Close
ThinkAdvisor

Retirement Planning > Retirement Investing

Canadians Share Retirement Anxiety, but They Shouldn’t

X
Your article was successfully shared with the contacts you provided.

Retirement planners in the United States have grown accustomed in recent years to reading about America’s growing ‘retirement crisis.’

Turn your attention to our neighbors to the north, and it’s often a similar message. But Canadians are wrong to think they face the same lack of preparedness as Americans, says a major new retirement study. Instead, the message should be one of ‘retirement readiness,’ it claims.

Oh, Canada! What are your citizens doing so right that makes retirement something not to be feared?

In turns out there are two things in particular, said Fabrice Morin, principal at McKinsey & Co., which has just published the results of its study “Building on Canada’s Strong Retirement Readiness” report. One is taking full participation in required retirement pension plans, and the other is enjoying the benefits of government-sponsored healthcare. While the latter is not a viable option for the U.S., American employers and employees alike can learn a lot from the former.

Misery Loves Company

Despite the above differences in the two retirement populations, the McKinsey report acknowledges that the typical Canadian probably has the same misgivings about leaving the workforce as their American counterpart.

“Demographic shifts and rising life expectancy have created a common perception among Canadians that they face a retirement crisis, and that millions will be forced to significantly lower their standard of living when they leave the workforce,” according to the study introduction. “Yet McKinsey’s latest research on the subject shows that a strong majority of Canadian households are actually on track to maintain their standard of living in retirement.”

A strong majority indeed. Illustrating how different retirement preparedness is in Canada versus the U.S., Morin says 83 percent of Canadians are on track to maintain their standard of living in retirement. The study is based on a survey of 12,000 households. Compare that to virtually any retirement preparedness study in the U.S., which collectively agree that most Americans have saved little toward their retirement.

The Healthcare Factor

Morin said that government-sponsored healthcare is obviously a major factor in why Canadians face fewer financial worries in retirement. After all, healthcare costs typically increase for an individual as they move through the retirement period, and reach the highest levels in the last years of life.

With that financial uncertainty largely removed from the equation, the average Canadian retiree can better budget for their expenses.

But the study also looks at how Canadians are responding to improvements in the economy with retirement savings and what lessons can be learned from that.

“This is the second time we’ve done this,” Morin said of the study. “We did it four or five years ago. We’ve done it again quite recently to better understand a number of dimensions, and to see how the situation is evolving with the market showing better performance.”

The Retirement Savings Plan Divide

The key findings of the study are, as in the U.S., that the level of retirement preparedness varies widely among Canadian households, and the great divide is retirement savings plans.

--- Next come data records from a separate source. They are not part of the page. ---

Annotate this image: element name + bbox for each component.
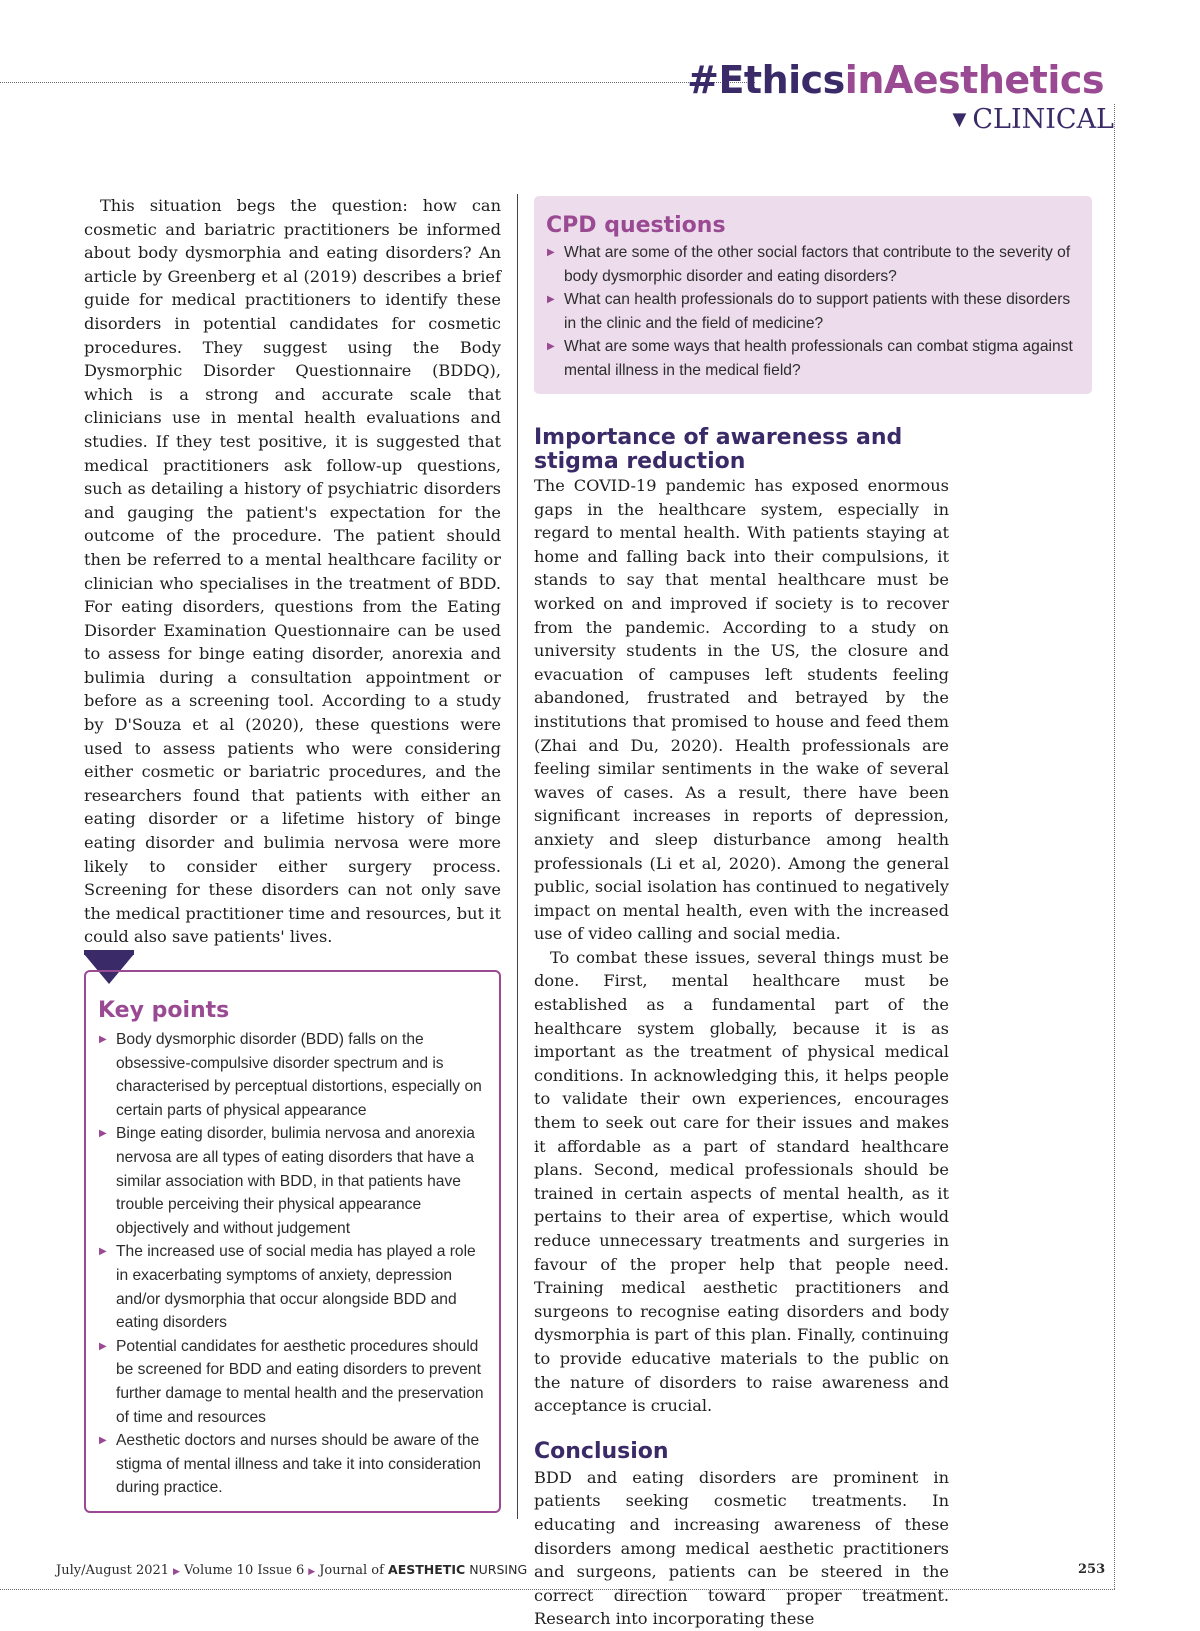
key-point-text: The increased use of social media has played a role in exacerbating symptoms of anxiety, depression and/or dysmorphia that occur alongside BDD and eating disorders (116, 1243, 476, 1332)
section-label-text: CLINICAL (972, 104, 1114, 135)
body-paragraph-conclusion: BDD and eating disorders are prominent in patients seeking cosmetic treatments. In educating and increasing awareness of these disorders among medical aesthetic practitioners and surgeons, patients can be steered in the correct direction toward proper treatment. Research into incorporating these (534, 1467, 949, 1629)
cpd-title: CPD questions (546, 213, 726, 238)
right-dotted-rule (1114, 104, 1115, 1589)
key-point-text: Binge eating disorder, bulimia nervosa and anorexia nervosa are all types of eating disorders that have a similar association with BDD, in that patients have trouble perceiving their physical appearance objectively and without judgement (116, 1125, 475, 1237)
cpd-list (546, 241, 1078, 383)
bullet-arrow-icon: ▶ (547, 341, 555, 353)
footer-volume: Volume 10 Issue 6 (183, 1563, 305, 1578)
left-column (84, 194, 501, 949)
footer-separator-icon: ▶ (308, 1567, 316, 1577)
bullet-arrow-icon: ▶ (547, 294, 555, 306)
bullet-arrow-icon: ▶ (99, 1246, 107, 1258)
key-point-text: Body dysmorphic disorder (BDD) falls on the obsessive-compulsive disorder spectrum and is characterised by perceptual distortions, especially on certain parts of physical appearance (116, 1031, 482, 1119)
bullet-arrow-icon: ▶ (99, 1340, 107, 1352)
right-column (534, 426, 949, 1631)
key-point-item (98, 1122, 487, 1240)
cpd-question (546, 288, 1078, 335)
bullet-arrow-icon: ▶ (99, 1128, 107, 1140)
column-divider (517, 194, 518, 1519)
page-footer (56, 1562, 527, 1580)
key-points-title: Key points (98, 998, 230, 1023)
section-label (953, 104, 1114, 136)
brand-light-text: inAesthetics (844, 58, 1104, 102)
body-paragraph-covid: The COVID-19 pandemic has exposed enormous gaps in the healthcare system, especially in regard to mental health. With patients staying at home and falling back into their compulsions, it stands to say that mental healthcare must be worked on and improved if society is to recover from the pandemic. According to a study on university students in the US, the closure and evacuation of campuses left students feeling abandoned, frustrated and betrayed by the institutions that promised to house and feed them (Zhai and Du, 2020). Health professionals are feeling similar sentiments in the wake of several waves of cases. As a result, there have been significant increases in reports of depression, anxiety and sleep disturbance among health professionals (Li et al, 2020). Among the general public, social isolation has continued to negatively impact on mental health, even with the increased use of video calling and social media. (534, 476, 949, 944)
page-number: 253 (1078, 1562, 1106, 1577)
key-points-list (98, 1028, 487, 1500)
bullet-arrow-icon: ▶ (99, 1034, 107, 1045)
key-points-box (84, 970, 501, 1513)
ethics-in-aesthetics-brand (687, 58, 1104, 102)
brand-bold-text: #Ethics (687, 58, 845, 102)
key-point-item (98, 1240, 487, 1334)
key-point-text: Aesthetic doctors and nurses should be aware of the stigma of mental illness and take it into consideration during practice. (116, 1432, 481, 1497)
section-triangle-icon: ▼ (952, 109, 967, 130)
key-point-item (98, 1335, 487, 1429)
bullet-arrow-icon: ▶ (99, 1435, 107, 1447)
key-point-text: Potential candidates for aesthetic procedures should be screened for BDD and eating disorders to prevent further damage to mental health and the preservation of time and resources (116, 1337, 484, 1426)
cpd-question (546, 241, 1078, 288)
footer-journal-rest: NURSING (469, 1562, 528, 1577)
footer-journal-strong: AESTHETIC (388, 1562, 466, 1577)
heading-conclusion: Conclusion (534, 1438, 669, 1464)
cpd-question-text: What are some ways that health professionals can combat stigma against mental illness in the medical field? (564, 338, 1073, 379)
cpd-question (546, 335, 1078, 382)
key-point-item (98, 1028, 487, 1122)
cpd-questions-box (534, 196, 1092, 394)
bullet-arrow-icon: ▶ (547, 247, 555, 258)
body-paragraph-combat: To combat these issues, several things must be done. First, mental healthcare must be established as a fundamental part of the healthcare system globally, because it is as important as the treatment of physical medical conditions. In acknowledging this, it helps people to validate their own experiences, encourages them to seek out care for their issues and makes it affordable as a part of standard healthcare plans. Second, medical professionals should be trained in certain aspects of mental health, as it pertains to their area of expertise, which would reduce unnecessary treatments and surgeries in favour of the proper help that people need. Training medical aesthetic practitioners and surgeons to recognise eating disorders and body dysmorphia is part of this plan. Finally, continuing to provide educative materials to the public on the nature of disorders to raise awareness and acceptance is crucial. (534, 947, 949, 1416)
key-point-item (98, 1429, 487, 1500)
top-dotted-rule (0, 82, 755, 83)
footer-date: July/August 2021 (56, 1563, 170, 1578)
footer-journal-prefix: Journal of (319, 1563, 384, 1578)
cpd-question-text: What are some of the other social factors that contribute to the severity of body dysmorphic disorder and eating disorders? (564, 244, 1071, 285)
left-body-paragraph: This situation begs the question: how can cosmetic and bariatric practitioners be informed about body dysmorphia and eating disorders? An article by Greenberg et al (2019) describes a brief guide for medical practitioners to identify these disorders in potential candidates for cosmetic procedures. They suggest using the Body Dysmorphic Disorder Questionnaire (BDDQ), which is a strong and accurate scale that clinicians use in mental health evaluations and studies. If they test positive, it is suggested that medical practitioners ask follow-up questions, such as detailing a history of psychiatric disorders and gauging the patient's expectation for the outcome of the procedure. The patient should then be referred to a mental healthcare facility or clinician who specialises in the treatment of BDD. For eating disorders, questions from the Eating Disorder Examination Questionnaire can be used to assess for binge eating disorder, anorexia and bulimia during a consultation appointment or before as a screening tool. According to a study by D'Souza et al (2020), these questions were used to assess patients who were considering either cosmetic or bariatric procedures, and the researchers found that patients with either an eating disorder or a lifetime history of binge eating disorder and bulimia nervosa were more likely to consider either surgery process. Screening for these disorders can not only save the medical practitioner time and resources, but it could also save patients' lives. (84, 196, 501, 947)
cpd-question-text: What can health professionals do to support patients with these disorders in the clinic and the field of medicine? (564, 291, 1071, 332)
heading-awareness: Importance of awareness and stigma reduction (534, 425, 903, 474)
footer-separator-icon: ▶ (173, 1567, 180, 1577)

“Fortunately in Canada we have some universal programs that provide a pretty good level of consumption expenditure replacement for the lower income portion of the population,” Morin said. “These programs are equivalent to Social Security in the U.S., but also there is a supplement to that for the very low income retiree.”

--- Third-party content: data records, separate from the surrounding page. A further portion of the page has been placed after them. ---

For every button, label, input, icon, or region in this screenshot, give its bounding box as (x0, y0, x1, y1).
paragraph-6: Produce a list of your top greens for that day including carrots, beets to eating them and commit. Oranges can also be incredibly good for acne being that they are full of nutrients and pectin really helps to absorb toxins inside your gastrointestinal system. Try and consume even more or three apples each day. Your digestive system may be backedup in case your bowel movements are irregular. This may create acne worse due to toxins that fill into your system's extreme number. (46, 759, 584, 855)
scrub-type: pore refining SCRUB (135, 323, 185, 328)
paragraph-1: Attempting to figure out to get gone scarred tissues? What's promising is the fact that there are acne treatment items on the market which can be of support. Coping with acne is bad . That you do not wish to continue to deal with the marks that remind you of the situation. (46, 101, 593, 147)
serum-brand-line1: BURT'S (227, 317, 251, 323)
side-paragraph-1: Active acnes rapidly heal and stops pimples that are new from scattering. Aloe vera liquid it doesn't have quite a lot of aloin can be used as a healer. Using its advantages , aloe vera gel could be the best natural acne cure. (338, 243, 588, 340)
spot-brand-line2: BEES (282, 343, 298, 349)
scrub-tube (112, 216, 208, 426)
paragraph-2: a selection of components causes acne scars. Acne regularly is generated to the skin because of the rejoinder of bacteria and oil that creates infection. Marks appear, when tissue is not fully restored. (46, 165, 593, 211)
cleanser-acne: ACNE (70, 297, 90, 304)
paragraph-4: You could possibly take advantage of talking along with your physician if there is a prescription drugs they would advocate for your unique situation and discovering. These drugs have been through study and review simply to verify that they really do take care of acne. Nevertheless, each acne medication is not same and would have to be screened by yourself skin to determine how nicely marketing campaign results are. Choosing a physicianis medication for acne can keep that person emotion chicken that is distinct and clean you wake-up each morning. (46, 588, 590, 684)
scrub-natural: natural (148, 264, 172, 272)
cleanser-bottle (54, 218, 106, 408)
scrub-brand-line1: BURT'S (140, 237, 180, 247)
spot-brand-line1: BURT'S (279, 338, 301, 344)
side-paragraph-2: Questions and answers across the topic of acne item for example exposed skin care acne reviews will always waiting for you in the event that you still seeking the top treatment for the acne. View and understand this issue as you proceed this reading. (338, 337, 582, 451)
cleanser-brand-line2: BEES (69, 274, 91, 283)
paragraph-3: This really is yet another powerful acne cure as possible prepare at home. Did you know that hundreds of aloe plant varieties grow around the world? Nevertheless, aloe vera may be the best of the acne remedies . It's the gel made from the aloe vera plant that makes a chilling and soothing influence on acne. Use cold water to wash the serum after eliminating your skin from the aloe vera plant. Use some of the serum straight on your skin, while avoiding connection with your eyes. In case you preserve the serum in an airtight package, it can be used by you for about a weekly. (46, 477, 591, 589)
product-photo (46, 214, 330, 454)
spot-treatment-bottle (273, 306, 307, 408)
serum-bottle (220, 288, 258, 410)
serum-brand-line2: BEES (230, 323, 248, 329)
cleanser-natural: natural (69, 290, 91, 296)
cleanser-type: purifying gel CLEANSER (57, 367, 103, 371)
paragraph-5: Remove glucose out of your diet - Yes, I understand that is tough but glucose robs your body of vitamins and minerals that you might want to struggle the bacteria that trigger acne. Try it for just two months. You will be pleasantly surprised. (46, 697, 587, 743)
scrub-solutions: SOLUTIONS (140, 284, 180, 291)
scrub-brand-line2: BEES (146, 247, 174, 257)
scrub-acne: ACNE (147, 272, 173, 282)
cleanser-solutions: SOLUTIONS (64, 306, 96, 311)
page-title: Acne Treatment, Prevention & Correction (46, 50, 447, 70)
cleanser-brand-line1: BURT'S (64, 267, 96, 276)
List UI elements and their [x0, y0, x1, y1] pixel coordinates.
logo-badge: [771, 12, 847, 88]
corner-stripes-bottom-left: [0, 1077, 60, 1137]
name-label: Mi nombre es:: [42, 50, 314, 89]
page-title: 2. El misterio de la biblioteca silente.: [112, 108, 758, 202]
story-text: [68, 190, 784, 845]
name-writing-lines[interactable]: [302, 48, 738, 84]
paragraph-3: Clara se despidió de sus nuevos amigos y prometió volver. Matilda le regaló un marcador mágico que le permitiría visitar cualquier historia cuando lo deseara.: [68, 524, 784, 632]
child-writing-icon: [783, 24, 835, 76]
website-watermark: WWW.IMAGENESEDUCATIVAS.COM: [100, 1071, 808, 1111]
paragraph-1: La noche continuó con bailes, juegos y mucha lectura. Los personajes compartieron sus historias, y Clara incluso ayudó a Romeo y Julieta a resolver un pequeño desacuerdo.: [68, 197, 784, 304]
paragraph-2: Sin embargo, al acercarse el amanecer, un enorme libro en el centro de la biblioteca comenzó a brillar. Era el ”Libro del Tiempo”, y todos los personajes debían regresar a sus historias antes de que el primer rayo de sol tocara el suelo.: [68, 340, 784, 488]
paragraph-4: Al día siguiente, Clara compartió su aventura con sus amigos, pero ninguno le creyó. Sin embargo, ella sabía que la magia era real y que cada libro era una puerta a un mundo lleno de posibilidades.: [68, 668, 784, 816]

“There is also a universal pension plan in Canada that does not exist in the U.S.,” Morin said. “All of these put together give a pretty decent [income] replacement in retirement.”

Morin said that even if the typical Canadian worker does not save for retirement, available benefits provide a strong safety net for most.

“Even if they don’t save, most of them will have enough to maintain a basic level of income replacement, which we set at 65 percent for most of the population, 80 for the lowest income segments,” Morin said.  “Among the mid to high-income households, 83 percent of Canadians are on track; 17 percent are not. In the mid to high-income, its 77 percent who are on track, and 23 who are not. “

The research reveals that most of the unprepared households belong to one of two groups of middle to high-income households:

     • Those that do not contribute enough to their defined contribution (DC) retirement plans or group RRSP

     • Those that do not have access to an employer plan and have below-average personal savings

“Those with DB (direct benefit) plans more often than not are on track, in fact 91 percent of them are,” Morin said. “Those with DC plans are about average of the mid to high income group, with 75 percent on track.”

But again, “when we peel the onion even further, it’s all about the contribution rate,” Morin said. “Those who contribute 5, 6, 7 percent or more per year of their income are generally on track. Those that have access to a DC plan but do not participate, or put only a couple percentage points of their income per year, are definitely not on tract.”

Finally, “of those that don’t have access to a pension plan at work, we find in Canada that there is a segment of households that are ‘healthy savers’. They don’t have access to a pension plan at work but they save quite extensively on an individual basis.”

If there is a strong message for American workers in the Canadian study, it is the importance of maximizing contributions to a retirement plan, Morin stresses.

Perception Versus Reality

Finally, the other most striking finding of the Canadian study was that of retirement anxiety, Morin explains.

“There is a gap between perception and reality,” Morin said. “There is quite a bit of fear in Canada about retirement readiness. We see that the most significant gap is in understanding the role of consumption that one will need in retirement.”

Simply put, individuals need less in retirement, and they should not equate pre-retirement annual savings needs with post-retirement spending habits.

“Contrary to the common perception, the majority of retirees in our sample said they reduced consumption in retirement by choice instead of by constraint. Fourteen percent of households currently retired are spending more in retirement; 53 percent are spending less but do not feel the need to spend more; and only 33 percent said they would spend more but feel financially constrained,” the study concluded.